Photo provided, Utah House

Utah Representative Rosemary Lesser

Last September, she publicly revealed her intention to push for an end to the tax in a letter to the editor of the Standard-Examiner. On Wednesday, a coalition of Democratic lawmakers and community advocates launched the campaign to end the tax, holding a press conference in Salt Lake City to publicize the plans in Utah.
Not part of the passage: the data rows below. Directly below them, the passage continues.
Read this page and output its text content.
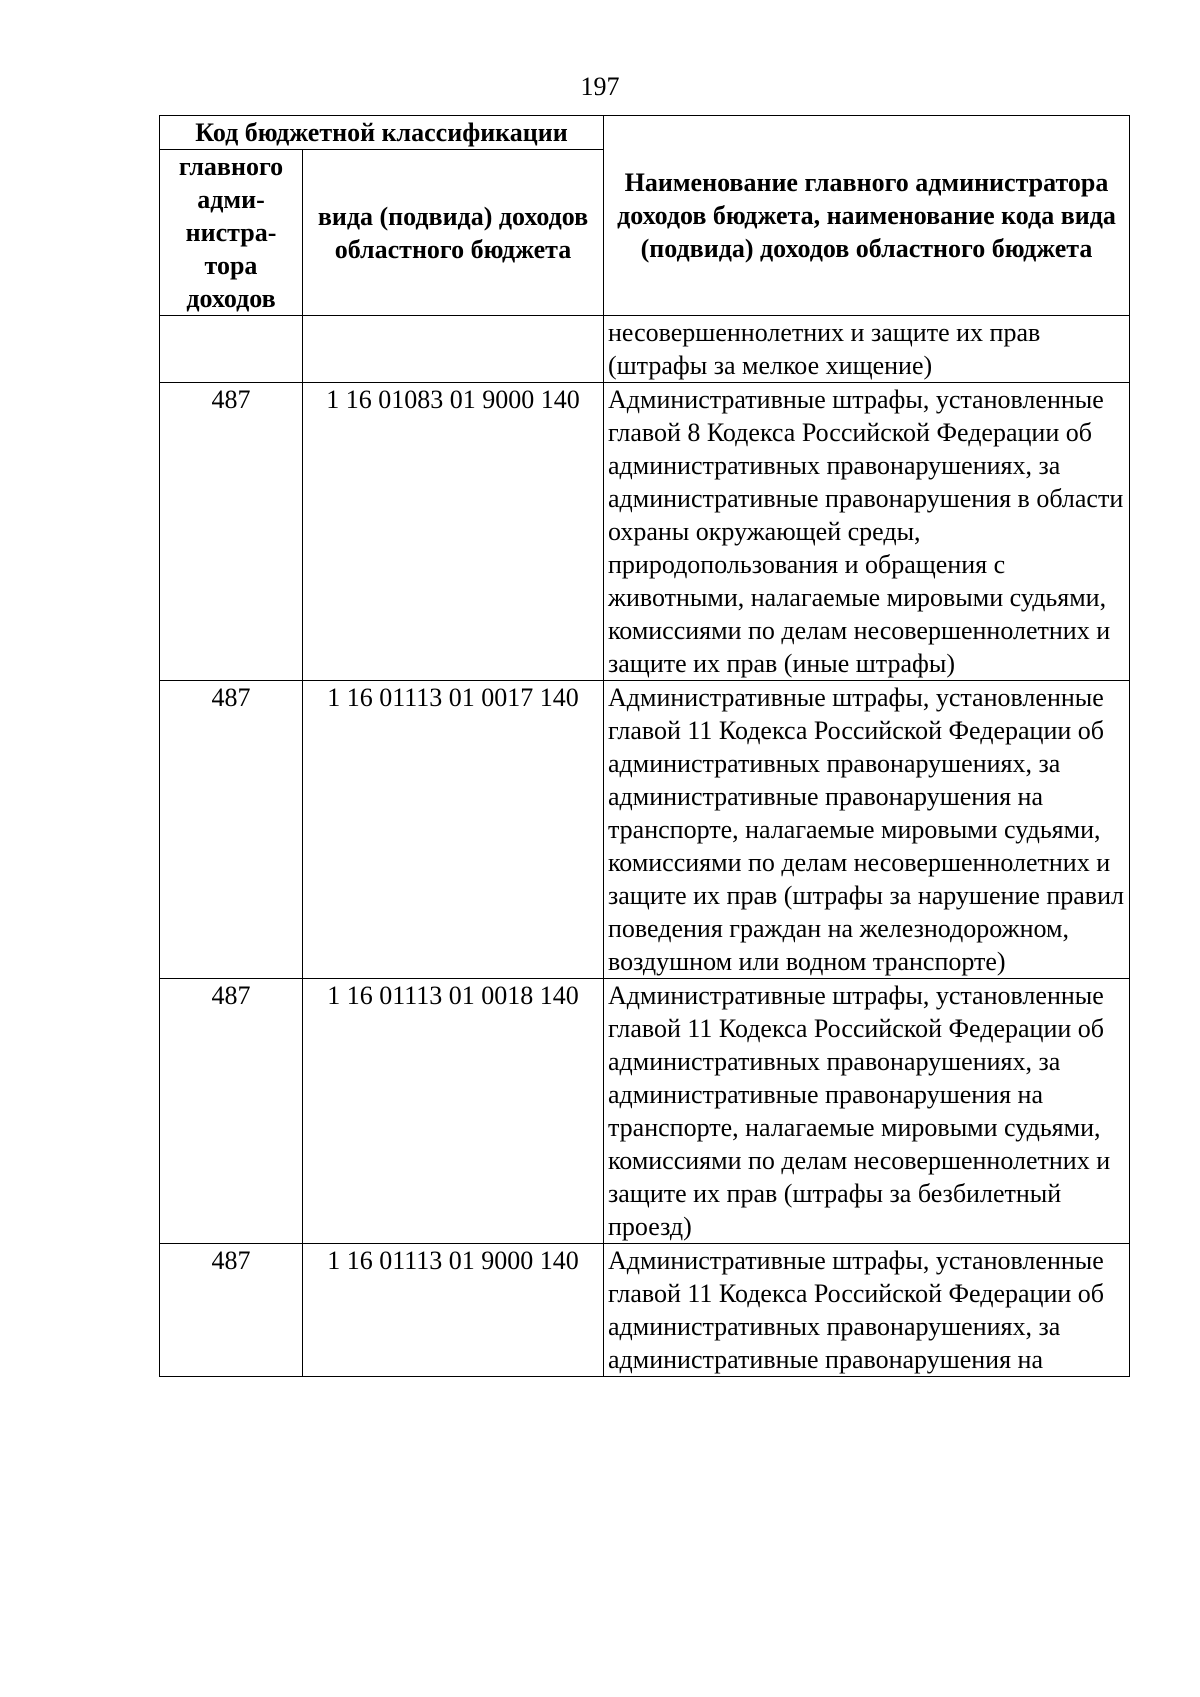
197
Код бюджетной классификации		Наименование главного администратора доходов бюджета, наименование кода вида (подвида) доходов областного бюджета
главного адми-нистра-тора доходов	вида (подвида) доходов областного бюджета	
		несовершеннолетних и защите их прав (штрафы за мелкое хищение)
487	1 16 01083 01 9000 140	Административные штрафы, установленные главой 8 Кодекса Российской Федерации об административных правонарушениях, за административные правонарушения в области охраны окружающей среды, природопользования и обращения с животными, налагаемые мировыми судьями, комиссиями по делам несовершеннолетних и защите их прав (иные штрафы)
487	1 16 01113 01 0017 140	Административные штрафы, установленные главой 11 Кодекса Российской Федерации об административных правонарушениях, за административные правонарушения на транспорте, налагаемые мировыми судьями, комиссиями по делам несовершеннолетних и защите их прав (штрафы за нарушение правил поведения граждан на железнодорожном, воздушном или водном транспорте)
487	1 16 01113 01 0018 140	Административные штрафы, установленные главой 11 Кодекса Российской Федерации об административных правонарушениях, за административные правонарушения на транспорте, налагаемые мировыми судьями, комиссиями по делам несовершеннолетних и защите их прав (штрафы за безбилетный проезд)
487	1 16 01113 01 9000 140	Административные штрафы, установленные главой 11 Кодекса Российской Федерации об административных правонарушениях, за административные правонарушения на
“Anything we can do to cut food costs will help the people we serve,” said Bill Tibbitts, deputy executive director of Crossroads Urban Center, a Salt Lake City-based nonprofit that runs custody. -eat and support efforts. “We are trying to make people understand that it is possible.”

Reverend Kim James of Ogden’s First United Methodist Church, currently located in Marriott-Slaterville, noted that Utah is one of a minority of US states that tax groceries. “It just doesn’t make sense to tax food,” James said.

She also agrees to end the tax, seeing it as a way to help those who need it most, and attended Wednesday’s press conference. Utah Rep. Jennifer Dailey-Provost and Utah Senator Luz Escamilla also attended, while Lesser, who was traveling for Thanksgiving vacation, did not. All three lawmakers are Democrats.

According to the Tax Policy Center, 37 states and Washington, DC, do not tax grocery products. Utah is one of six states that tax food at a lower rate than other products, while seven states tax food at the same rate as other items.

A report released last month by the Food Security Task Force found that 10% of Utah households are “food insecure” and more than 102,000 Utah families lack the resources. necessary to buy the food they need. The working group looked into the issue in relation to the 2020 legislation introduced by Escamilla.

“AN ACCOUNTABLE TAX”

Eliminating the tax would not necessarily have to take a heavy toll in the State of Utah’s coffers.

According to Lesser, the Utah sales tax on food generates about $ 140 million per year. But she noted that the change that came into effect in 2019 requiring online retailers to collect taxes on their sales has generated around $ 95 million per quarter as of late.

At the same time, James noted the federal funding that Utah, like other states, has received to help counter the negative economic effects of the COVID-19 pandemic. With this funding available to the state, 2022 is the year of change, she argues.

Tibbitts expects a lot of debate on the issue in the future. “I think it’s definitely going to be something people talk about,” he said. “It’s an unpopular tax.

Lesser, meanwhile, believes it is a proposal with bipartisan support. “Sometimes it’s just a matter of timing and I think the time is right,” she said.